According to witnesses he was stabbed to death by gold miners who entered the protected reserve of the Wajãpi community.
90% of the Amapá region is covered by the Amazon Rainforest and much of the area is officially protected, but recent government policy has opened the Amazon up to mining and this has led to growing encroachment on indigenous land – especially forests – by miners, loggers and farmers.
In a statement released after Emrya Wajãpi’s murder, Sr. Neusa de Fatima Mariano, superior general of the Scalabrinians, condemned his killing which she described as the “fruit of hate campaigns perpetrated against indigenous peoples.”
Calling it an “operation to destroy the indigenous peoples of Brazil,” Sr Neusa said “It is incredible how today there are exploiters of natural riches who, for their economic interests, have the possibility of entering the northern Amazon Forest and of killing a leader of the Wajãpi community.”

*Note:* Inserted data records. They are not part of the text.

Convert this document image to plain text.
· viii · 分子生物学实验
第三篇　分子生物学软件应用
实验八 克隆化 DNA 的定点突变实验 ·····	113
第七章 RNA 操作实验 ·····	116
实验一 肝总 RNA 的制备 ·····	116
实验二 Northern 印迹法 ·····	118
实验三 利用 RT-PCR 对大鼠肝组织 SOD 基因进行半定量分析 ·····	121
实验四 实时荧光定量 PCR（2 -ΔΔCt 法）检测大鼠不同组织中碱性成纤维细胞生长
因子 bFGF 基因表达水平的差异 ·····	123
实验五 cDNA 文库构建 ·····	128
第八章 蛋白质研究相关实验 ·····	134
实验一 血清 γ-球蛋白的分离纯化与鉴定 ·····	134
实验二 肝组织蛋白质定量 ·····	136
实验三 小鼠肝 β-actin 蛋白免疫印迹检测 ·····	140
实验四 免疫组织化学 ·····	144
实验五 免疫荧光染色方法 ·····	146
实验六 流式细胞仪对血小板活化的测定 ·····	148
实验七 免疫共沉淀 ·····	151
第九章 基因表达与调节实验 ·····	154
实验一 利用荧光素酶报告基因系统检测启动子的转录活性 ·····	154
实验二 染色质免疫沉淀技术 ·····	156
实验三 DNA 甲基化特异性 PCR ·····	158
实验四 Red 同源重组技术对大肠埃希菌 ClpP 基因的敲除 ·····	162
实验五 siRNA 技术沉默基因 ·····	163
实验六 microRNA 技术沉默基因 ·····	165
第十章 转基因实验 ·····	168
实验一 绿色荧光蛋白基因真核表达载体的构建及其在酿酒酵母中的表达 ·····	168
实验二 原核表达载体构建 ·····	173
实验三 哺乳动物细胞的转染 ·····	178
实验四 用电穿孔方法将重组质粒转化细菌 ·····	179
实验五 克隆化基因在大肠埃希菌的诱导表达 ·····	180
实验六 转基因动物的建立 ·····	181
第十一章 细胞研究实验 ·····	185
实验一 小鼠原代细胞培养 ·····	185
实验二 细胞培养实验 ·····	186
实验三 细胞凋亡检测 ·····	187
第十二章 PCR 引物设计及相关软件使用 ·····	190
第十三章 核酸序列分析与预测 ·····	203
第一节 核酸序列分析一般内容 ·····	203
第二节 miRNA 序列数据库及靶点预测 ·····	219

She said they are openly allowed “to invade a territory, destroy a society, and devastate an extraordinary habitat”.
Appeal to support the rights of indigenous people
Sr Neusa went on to declare the support of her Order for a campaign launched by the Brazilian bishops' Indigenous Missionary Council: "We support the campaign of the Cimi, the Indigenous Missionary Council linked to the Brazilian Episcopal Conference that has condemned without half measures the operation conducted so far."
The Brazilian Bishops' Pastoral Land Commission also condemned the attack as deplorable. "We denounce that the criminal and violent action that took place on Sunday was planned and articulated by farmers and gunmen of the region, who, through a text in WhatsApp, called people to attack the Indigenous," said a press statement.
Sr Neusa expressed her belief that instead of nurturing hate talk, the Brazilian government should “encourage respect for indigenous peoples, take measures against the 'invasion of their land, uphold their rights”.
Rights monitors have denounced the killing of Emrya Wajãpi and expressed concern that it is part of a global trend of attacks on environmentalists.
Statistics show that in 2018, more than 160 land and environmental defenders were killed—many of them Indigenous.
Pan-Amazon Synod of Bishops
Highlighting his own, and the Church’s concern for our common home and for the rights and dignity of all peoples, Pope Francis has called for a Special Assembly for the Amazon of the Synod of Bishops on the theme: Amazonia: New Paths for the Church and for an Integral Ecology that will take place in the Vatican in October 2019.